In the meantime, consumers can take extra steps to protect themselves against what Aite describes as an increasing amount of fraud since 2011, partly a result of large data breaches. ABA's Johnson says every customer should monitor transactions regularly by checking accounts online more than once a month. "Don't wait for the monthly card statement to come in the mail," he says. He also suggests using a credit card, not a debit card, for daily and online purchases because unauthorized transactions on debit cards can affect the balance available.

Johnson adds that customers should alert their card providers to any international trips in advance to avoid having a card flagged for suspicious activity. "If you're in Europe, it's inconvenient to have those transactions questioned," he says.

[Read: How to Make Sense of a Credit Card's Terms and Conditions.]

Helwig also says you should beware of emails purporting to be from your bank that ask you to enter personal information on a website. These so-called "phishing scams" use fake emails and websites to steal personal information and money. Instead of clicking on URLs within emails, always visit your financial institution's website by typing in the URL yourself, and make sure you're on the correct website.

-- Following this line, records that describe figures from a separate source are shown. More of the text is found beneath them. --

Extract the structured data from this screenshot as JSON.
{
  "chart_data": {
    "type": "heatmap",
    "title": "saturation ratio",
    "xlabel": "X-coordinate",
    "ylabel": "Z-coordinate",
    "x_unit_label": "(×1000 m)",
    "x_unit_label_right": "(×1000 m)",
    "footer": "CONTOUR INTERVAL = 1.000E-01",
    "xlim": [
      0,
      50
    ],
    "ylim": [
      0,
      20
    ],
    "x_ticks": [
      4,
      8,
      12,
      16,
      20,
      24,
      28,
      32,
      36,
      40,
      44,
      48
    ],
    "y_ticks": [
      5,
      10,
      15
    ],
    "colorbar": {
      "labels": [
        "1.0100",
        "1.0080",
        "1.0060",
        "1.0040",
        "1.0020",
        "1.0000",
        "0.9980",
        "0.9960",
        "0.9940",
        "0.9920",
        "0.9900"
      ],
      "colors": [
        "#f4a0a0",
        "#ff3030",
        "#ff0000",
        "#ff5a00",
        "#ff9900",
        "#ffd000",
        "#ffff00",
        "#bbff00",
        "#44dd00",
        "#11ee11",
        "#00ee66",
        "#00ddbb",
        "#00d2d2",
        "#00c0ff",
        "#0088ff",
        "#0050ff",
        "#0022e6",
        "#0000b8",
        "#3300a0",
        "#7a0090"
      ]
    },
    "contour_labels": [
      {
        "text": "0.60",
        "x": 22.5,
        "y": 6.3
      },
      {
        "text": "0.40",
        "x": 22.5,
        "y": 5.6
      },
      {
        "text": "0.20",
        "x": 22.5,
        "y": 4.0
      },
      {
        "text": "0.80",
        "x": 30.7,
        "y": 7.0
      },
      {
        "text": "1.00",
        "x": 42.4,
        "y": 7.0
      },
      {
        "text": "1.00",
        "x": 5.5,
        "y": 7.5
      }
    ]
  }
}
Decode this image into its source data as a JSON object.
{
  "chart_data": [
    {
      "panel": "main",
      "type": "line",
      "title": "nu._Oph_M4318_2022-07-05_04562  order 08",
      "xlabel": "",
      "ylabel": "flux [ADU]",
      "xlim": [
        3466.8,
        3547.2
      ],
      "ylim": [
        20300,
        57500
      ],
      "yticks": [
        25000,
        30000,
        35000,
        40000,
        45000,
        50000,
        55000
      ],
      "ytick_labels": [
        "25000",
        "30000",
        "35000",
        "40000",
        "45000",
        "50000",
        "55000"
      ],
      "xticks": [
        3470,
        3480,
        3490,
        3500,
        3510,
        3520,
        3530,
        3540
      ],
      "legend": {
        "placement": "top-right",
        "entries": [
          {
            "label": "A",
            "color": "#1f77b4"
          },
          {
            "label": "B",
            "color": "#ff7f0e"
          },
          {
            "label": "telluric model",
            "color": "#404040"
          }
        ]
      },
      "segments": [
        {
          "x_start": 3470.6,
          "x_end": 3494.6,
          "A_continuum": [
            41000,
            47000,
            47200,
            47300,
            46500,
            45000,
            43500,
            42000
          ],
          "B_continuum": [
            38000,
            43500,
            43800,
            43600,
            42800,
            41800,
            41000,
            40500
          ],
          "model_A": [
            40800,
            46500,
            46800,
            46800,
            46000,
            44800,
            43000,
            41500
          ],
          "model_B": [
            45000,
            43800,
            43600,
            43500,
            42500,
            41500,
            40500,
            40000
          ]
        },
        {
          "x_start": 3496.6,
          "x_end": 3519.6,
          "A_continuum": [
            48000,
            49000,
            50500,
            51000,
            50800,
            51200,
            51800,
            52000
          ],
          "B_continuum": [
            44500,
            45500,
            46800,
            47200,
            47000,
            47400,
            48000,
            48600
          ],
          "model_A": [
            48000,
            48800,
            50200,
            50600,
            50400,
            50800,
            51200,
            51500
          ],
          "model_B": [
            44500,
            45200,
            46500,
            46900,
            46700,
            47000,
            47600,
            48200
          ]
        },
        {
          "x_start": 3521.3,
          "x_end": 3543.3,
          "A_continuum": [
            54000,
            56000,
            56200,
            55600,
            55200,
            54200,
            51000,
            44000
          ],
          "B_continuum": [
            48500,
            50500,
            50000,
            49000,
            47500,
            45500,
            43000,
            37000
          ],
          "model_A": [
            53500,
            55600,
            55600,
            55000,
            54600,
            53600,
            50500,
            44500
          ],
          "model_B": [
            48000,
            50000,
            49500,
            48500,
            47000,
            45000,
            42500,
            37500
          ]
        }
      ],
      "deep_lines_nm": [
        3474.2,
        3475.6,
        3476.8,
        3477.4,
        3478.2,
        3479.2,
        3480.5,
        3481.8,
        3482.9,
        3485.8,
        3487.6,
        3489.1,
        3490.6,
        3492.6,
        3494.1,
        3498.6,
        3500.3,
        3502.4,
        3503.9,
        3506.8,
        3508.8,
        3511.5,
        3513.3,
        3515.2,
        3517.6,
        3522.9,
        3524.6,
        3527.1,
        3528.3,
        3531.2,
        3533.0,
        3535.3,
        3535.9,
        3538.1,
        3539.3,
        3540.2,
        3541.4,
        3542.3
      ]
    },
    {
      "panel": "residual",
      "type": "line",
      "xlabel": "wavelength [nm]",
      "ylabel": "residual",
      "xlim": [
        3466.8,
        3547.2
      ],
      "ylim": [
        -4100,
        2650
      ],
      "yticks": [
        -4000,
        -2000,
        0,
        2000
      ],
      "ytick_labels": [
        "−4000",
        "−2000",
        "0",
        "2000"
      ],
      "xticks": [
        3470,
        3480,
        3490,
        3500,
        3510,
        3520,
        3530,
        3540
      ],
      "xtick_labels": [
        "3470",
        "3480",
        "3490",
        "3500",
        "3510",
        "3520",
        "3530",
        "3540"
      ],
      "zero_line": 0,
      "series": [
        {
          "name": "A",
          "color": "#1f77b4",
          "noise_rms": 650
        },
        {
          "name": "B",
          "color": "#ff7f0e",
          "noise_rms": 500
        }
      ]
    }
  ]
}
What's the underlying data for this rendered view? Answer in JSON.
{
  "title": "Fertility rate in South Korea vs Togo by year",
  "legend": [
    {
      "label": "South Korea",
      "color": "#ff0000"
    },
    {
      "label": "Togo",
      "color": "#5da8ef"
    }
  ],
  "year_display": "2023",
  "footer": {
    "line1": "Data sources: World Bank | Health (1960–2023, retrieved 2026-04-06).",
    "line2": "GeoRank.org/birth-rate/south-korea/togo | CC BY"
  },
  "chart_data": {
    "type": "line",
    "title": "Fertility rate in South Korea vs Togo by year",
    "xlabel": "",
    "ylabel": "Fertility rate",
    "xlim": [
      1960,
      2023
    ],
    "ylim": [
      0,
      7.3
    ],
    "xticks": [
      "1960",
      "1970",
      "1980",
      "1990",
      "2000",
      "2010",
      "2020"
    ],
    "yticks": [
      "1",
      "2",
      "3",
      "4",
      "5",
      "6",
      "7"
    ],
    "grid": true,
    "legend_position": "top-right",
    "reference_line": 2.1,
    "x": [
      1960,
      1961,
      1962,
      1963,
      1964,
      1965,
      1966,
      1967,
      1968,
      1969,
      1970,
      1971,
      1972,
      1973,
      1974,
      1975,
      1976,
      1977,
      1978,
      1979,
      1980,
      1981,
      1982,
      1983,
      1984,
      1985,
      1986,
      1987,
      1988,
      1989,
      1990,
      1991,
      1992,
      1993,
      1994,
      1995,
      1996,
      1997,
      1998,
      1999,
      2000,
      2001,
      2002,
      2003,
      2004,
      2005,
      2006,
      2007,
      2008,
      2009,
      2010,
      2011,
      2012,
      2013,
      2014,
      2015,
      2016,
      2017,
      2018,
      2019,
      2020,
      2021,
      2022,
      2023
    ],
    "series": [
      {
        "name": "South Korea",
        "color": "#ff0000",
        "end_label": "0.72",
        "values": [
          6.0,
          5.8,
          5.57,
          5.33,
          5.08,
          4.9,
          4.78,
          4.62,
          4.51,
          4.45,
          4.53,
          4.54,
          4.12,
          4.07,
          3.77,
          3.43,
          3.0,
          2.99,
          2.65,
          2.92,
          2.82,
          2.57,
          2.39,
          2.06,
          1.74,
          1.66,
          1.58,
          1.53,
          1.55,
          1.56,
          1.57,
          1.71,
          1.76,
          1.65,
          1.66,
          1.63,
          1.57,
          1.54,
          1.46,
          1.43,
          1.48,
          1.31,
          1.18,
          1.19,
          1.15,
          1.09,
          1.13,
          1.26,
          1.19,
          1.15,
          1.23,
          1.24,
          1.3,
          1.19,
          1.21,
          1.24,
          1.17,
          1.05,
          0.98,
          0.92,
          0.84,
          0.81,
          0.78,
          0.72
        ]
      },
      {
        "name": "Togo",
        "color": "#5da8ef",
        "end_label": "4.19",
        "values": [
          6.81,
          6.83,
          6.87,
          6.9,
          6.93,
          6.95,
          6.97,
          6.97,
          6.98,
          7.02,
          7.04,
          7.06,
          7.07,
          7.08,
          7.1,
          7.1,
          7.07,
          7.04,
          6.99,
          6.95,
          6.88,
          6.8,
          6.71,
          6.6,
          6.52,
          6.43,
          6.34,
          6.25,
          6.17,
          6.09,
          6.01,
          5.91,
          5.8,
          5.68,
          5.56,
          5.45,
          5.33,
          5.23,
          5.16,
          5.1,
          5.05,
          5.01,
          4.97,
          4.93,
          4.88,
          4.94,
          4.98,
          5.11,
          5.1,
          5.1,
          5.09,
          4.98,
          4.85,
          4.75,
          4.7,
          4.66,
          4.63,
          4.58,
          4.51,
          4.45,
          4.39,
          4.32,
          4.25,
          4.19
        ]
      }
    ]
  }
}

"Customers really still are the first line of defense, and a lot of the analytics in place rely on getting those in-bound calls from consumers," Conroy says. She checks her own accounts at least three to four times a week to make sure there are no unauthorized transactions. She also suggests being particularly careful about browsing the Internet on mobile devices. "Mobile fraud is increasing more quickly, partly because consumers don't treat their mobile devices as the tiny computers they are. Put a password on your device so if you lose it, someone can't transact," she says.

In almost all cases, banks cover the cost of any fraudulent purchases, but victims can still find themselves inconvenienced by temporarily frozen accounts and cancelled cards. That inconvenience, though, is far less off-putting then being the ongoing victim of identity theft.